Mombasa, KENYA: The Government could soon save business stakeholders in Mombasa from the burden of transporting samples of their goods to Nairobi for examinations.
Speaking during the annual Mombasa business forum on Thursday, Kenya Bureau of Standards Managing Director MD Charles Ongwae said the Government is in the process of setting up a new laboratory in Mombasa.
The seven-storey building located opposite the Mombasa Trade Centre has cost the Government approximately Sh. 700 m with Sh. 25 m injected on equipment according to Mr. Ongwae.
”Installations and partitioning process are at the last stages, we are expecting the laboratory to starting operating in the next one and half months so that testing of goods can be done here in Mombasa,” he said.
”At the moment we are doing approximately 50,000 test a year across Kebs at our Nairobi laboratory, a lot of such inspections will be shifted to Mombasa once the laboratory become operational,” he said.
He added the move is aimed at ensuring imported goods at the Port of Mombasa are of high standards and quality to reduce the number of counterfeit goods entering the country.
“The amount of substantial goods which used to come into the country without Kebs interventions has reduced, there are products which used to be common at the shelves, nowadays you don’t see them,”
”This is as result of the new rules that requires anybody importing such goods for sell in the country to obtain an import standardization mark,” he asserted.

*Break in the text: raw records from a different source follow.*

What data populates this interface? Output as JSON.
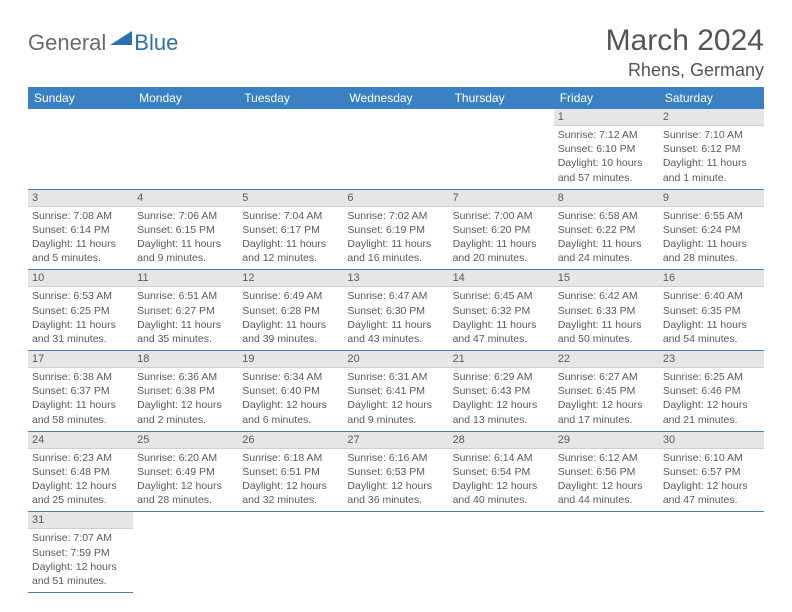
{
  "logo": {
    "text1": "General",
    "text2": "Blue"
  },
  "title": "March 2024",
  "location": "Rhens, Germany",
  "colors": {
    "header_bg": "#3a81c4",
    "header_fg": "#ffffff",
    "daybar_bg": "#e6e6e6",
    "border": "#3a81c4",
    "text": "#555555",
    "logo_blue": "#2b6fb0"
  },
  "dayHeaders": [
    "Sunday",
    "Monday",
    "Tuesday",
    "Wednesday",
    "Thursday",
    "Friday",
    "Saturday"
  ],
  "weeks": [
    [
      null,
      null,
      null,
      null,
      null,
      {
        "n": "1",
        "sunrise": "Sunrise: 7:12 AM",
        "sunset": "Sunset: 6:10 PM",
        "daylight": "Daylight: 10 hours and 57 minutes."
      },
      {
        "n": "2",
        "sunrise": "Sunrise: 7:10 AM",
        "sunset": "Sunset: 6:12 PM",
        "daylight": "Daylight: 11 hours and 1 minute."
      }
    ],
    [
      {
        "n": "3",
        "sunrise": "Sunrise: 7:08 AM",
        "sunset": "Sunset: 6:14 PM",
        "daylight": "Daylight: 11 hours and 5 minutes."
      },
      {
        "n": "4",
        "sunrise": "Sunrise: 7:06 AM",
        "sunset": "Sunset: 6:15 PM",
        "daylight": "Daylight: 11 hours and 9 minutes."
      },
      {
        "n": "5",
        "sunrise": "Sunrise: 7:04 AM",
        "sunset": "Sunset: 6:17 PM",
        "daylight": "Daylight: 11 hours and 12 minutes."
      },
      {
        "n": "6",
        "sunrise": "Sunrise: 7:02 AM",
        "sunset": "Sunset: 6:19 PM",
        "daylight": "Daylight: 11 hours and 16 minutes."
      },
      {
        "n": "7",
        "sunrise": "Sunrise: 7:00 AM",
        "sunset": "Sunset: 6:20 PM",
        "daylight": "Daylight: 11 hours and 20 minutes."
      },
      {
        "n": "8",
        "sunrise": "Sunrise: 6:58 AM",
        "sunset": "Sunset: 6:22 PM",
        "daylight": "Daylight: 11 hours and 24 minutes."
      },
      {
        "n": "9",
        "sunrise": "Sunrise: 6:55 AM",
        "sunset": "Sunset: 6:24 PM",
        "daylight": "Daylight: 11 hours and 28 minutes."
      }
    ],
    [
      {
        "n": "10",
        "sunrise": "Sunrise: 6:53 AM",
        "sunset": "Sunset: 6:25 PM",
        "daylight": "Daylight: 11 hours and 31 minutes."
      },
      {
        "n": "11",
        "sunrise": "Sunrise: 6:51 AM",
        "sunset": "Sunset: 6:27 PM",
        "daylight": "Daylight: 11 hours and 35 minutes."
      },
      {
        "n": "12",
        "sunrise": "Sunrise: 6:49 AM",
        "sunset": "Sunset: 6:28 PM",
        "daylight": "Daylight: 11 hours and 39 minutes."
      },
      {
        "n": "13",
        "sunrise": "Sunrise: 6:47 AM",
        "sunset": "Sunset: 6:30 PM",
        "daylight": "Daylight: 11 hours and 43 minutes."
      },
      {
        "n": "14",
        "sunrise": "Sunrise: 6:45 AM",
        "sunset": "Sunset: 6:32 PM",
        "daylight": "Daylight: 11 hours and 47 minutes."
      },
      {
        "n": "15",
        "sunrise": "Sunrise: 6:42 AM",
        "sunset": "Sunset: 6:33 PM",
        "daylight": "Daylight: 11 hours and 50 minutes."
      },
      {
        "n": "16",
        "sunrise": "Sunrise: 6:40 AM",
        "sunset": "Sunset: 6:35 PM",
        "daylight": "Daylight: 11 hours and 54 minutes."
      }
    ],
    [
      {
        "n": "17",
        "sunrise": "Sunrise: 6:38 AM",
        "sunset": "Sunset: 6:37 PM",
        "daylight": "Daylight: 11 hours and 58 minutes."
      },
      {
        "n": "18",
        "sunrise": "Sunrise: 6:36 AM",
        "sunset": "Sunset: 6:38 PM",
        "daylight": "Daylight: 12 hours and 2 minutes."
      },
      {
        "n": "19",
        "sunrise": "Sunrise: 6:34 AM",
        "sunset": "Sunset: 6:40 PM",
        "daylight": "Daylight: 12 hours and 6 minutes."
      },
      {
        "n": "20",
        "sunrise": "Sunrise: 6:31 AM",
        "sunset": "Sunset: 6:41 PM",
        "daylight": "Daylight: 12 hours and 9 minutes."
      },
      {
        "n": "21",
        "sunrise": "Sunrise: 6:29 AM",
        "sunset": "Sunset: 6:43 PM",
        "daylight": "Daylight: 12 hours and 13 minutes."
      },
      {
        "n": "22",
        "sunrise": "Sunrise: 6:27 AM",
        "sunset": "Sunset: 6:45 PM",
        "daylight": "Daylight: 12 hours and 17 minutes."
      },
      {
        "n": "23",
        "sunrise": "Sunrise: 6:25 AM",
        "sunset": "Sunset: 6:46 PM",
        "daylight": "Daylight: 12 hours and 21 minutes."
      }
    ],
    [
      {
        "n": "24",
        "sunrise": "Sunrise: 6:23 AM",
        "sunset": "Sunset: 6:48 PM",
        "daylight": "Daylight: 12 hours and 25 minutes."
      },
      {
        "n": "25",
        "sunrise": "Sunrise: 6:20 AM",
        "sunset": "Sunset: 6:49 PM",
        "daylight": "Daylight: 12 hours and 28 minutes."
      },
      {
        "n": "26",
        "sunrise": "Sunrise: 6:18 AM",
        "sunset": "Sunset: 6:51 PM",
        "daylight": "Daylight: 12 hours and 32 minutes."
      },
      {
        "n": "27",
        "sunrise": "Sunrise: 6:16 AM",
        "sunset": "Sunset: 6:53 PM",
        "daylight": "Daylight: 12 hours and 36 minutes."
      },
      {
        "n": "28",
        "sunrise": "Sunrise: 6:14 AM",
        "sunset": "Sunset: 6:54 PM",
        "daylight": "Daylight: 12 hours and 40 minutes."
      },
      {
        "n": "29",
        "sunrise": "Sunrise: 6:12 AM",
        "sunset": "Sunset: 6:56 PM",
        "daylight": "Daylight: 12 hours and 44 minutes."
      },
      {
        "n": "30",
        "sunrise": "Sunrise: 6:10 AM",
        "sunset": "Sunset: 6:57 PM",
        "daylight": "Daylight: 12 hours and 47 minutes."
      }
    ],
    [
      {
        "n": "31",
        "sunrise": "Sunrise: 7:07 AM",
        "sunset": "Sunset: 7:59 PM",
        "daylight": "Daylight: 12 hours and 51 minutes."
      },
      null,
      null,
      null,
      null,
      null,
      null
    ]
  ]
}
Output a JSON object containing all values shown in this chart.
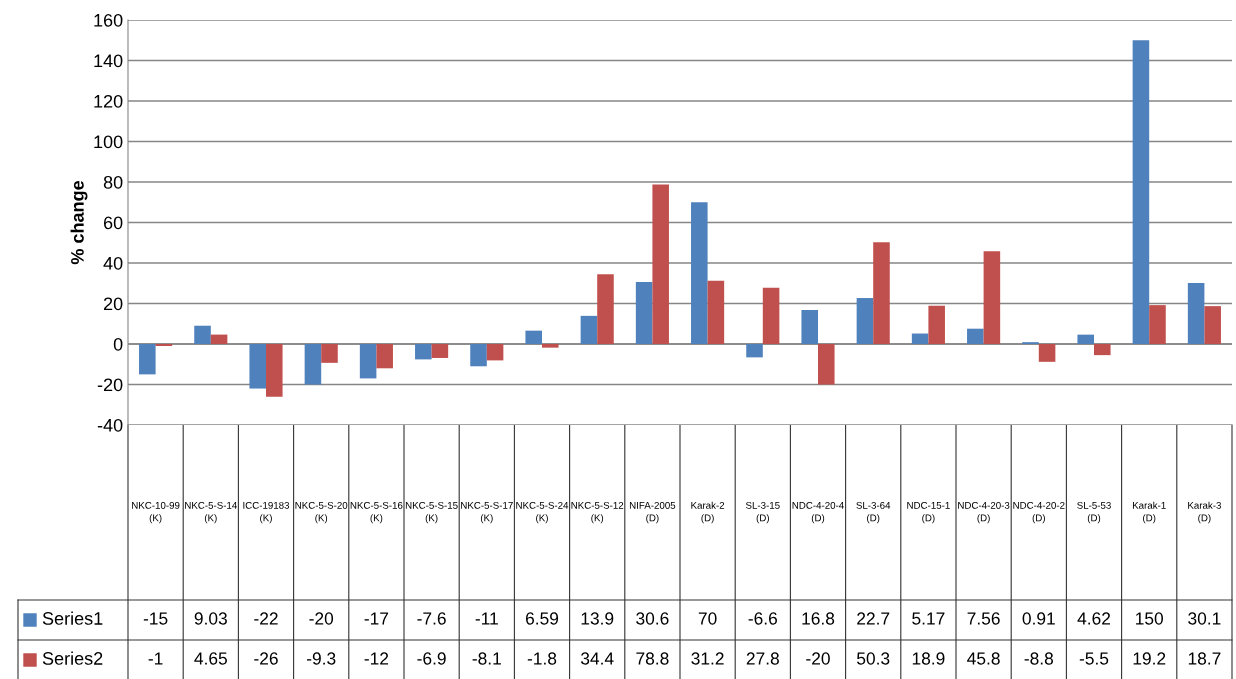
{
  "chart_data": {
    "type": "bar",
    "ylabel": "% change",
    "categories": [
      "NKC-10-99 (K)",
      "NKC-5-S-14 (K)",
      "ICC-19183 (K)",
      "NKC-5-S-20 (K)",
      "NKC-5-S-16 (K)",
      "NKC-5-S-15 (K)",
      "NKC-5-S-17 (K)",
      "NKC-5-S-24 (K)",
      "NKC-5-S-12 (K)",
      "NIFA-2005 (D)",
      "Karak-2 (D)",
      "SL-3-15 (D)",
      "NDC-4-20-4 (D)",
      "SL-3-64 (D)",
      "NDC-15-1 (D)",
      "NDC-4-20-3 (D)",
      "NDC-4-20-2 (D)",
      "SL-5-53 (D)",
      "Karak-1 (D)",
      "Karak-3 (D)"
    ],
    "series": [
      {
        "name": "Series1",
        "color": "#4f81bd",
        "values": [
          -15,
          9.03,
          -22,
          -20,
          -17,
          -7.6,
          -11,
          6.59,
          13.9,
          30.6,
          70,
          -6.6,
          16.8,
          22.7,
          5.17,
          7.56,
          0.91,
          4.62,
          150,
          30.1
        ]
      },
      {
        "name": "Series2",
        "color": "#c0504d",
        "values": [
          -1,
          4.65,
          -26,
          -9.3,
          -12,
          -6.9,
          -8.1,
          -1.8,
          34.4,
          78.8,
          31.2,
          27.8,
          -20,
          50.3,
          18.9,
          45.8,
          -8.8,
          -5.5,
          19.2,
          18.7
        ]
      }
    ],
    "ylim": [
      -40,
      160
    ],
    "yticks": [
      -40,
      -20,
      0,
      20,
      40,
      60,
      80,
      100,
      120,
      140,
      160
    ],
    "grid": "y",
    "data_labels": true,
    "legend": "bottom"
  }
}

Mr. Ongwae maintained reasons for Kebs pushing for standardization of goods is to facilitate trade, protect consumers from poor quality and harmful goods, keep environment safe and to enhance innovation.
”Mombasa is the main entry point for imports in the country, therefore it’s important for Kebs to sensitize and work with the port and business community in Mombasa so that the Kenyan consumer get products that meet Kenyan standards,” he added.
The opening of the Government laboratory in Mombasa however is a blow to private lab owners who have been charging high business people who opt not to transport samples of their goods to Nairobi for inspections to save time.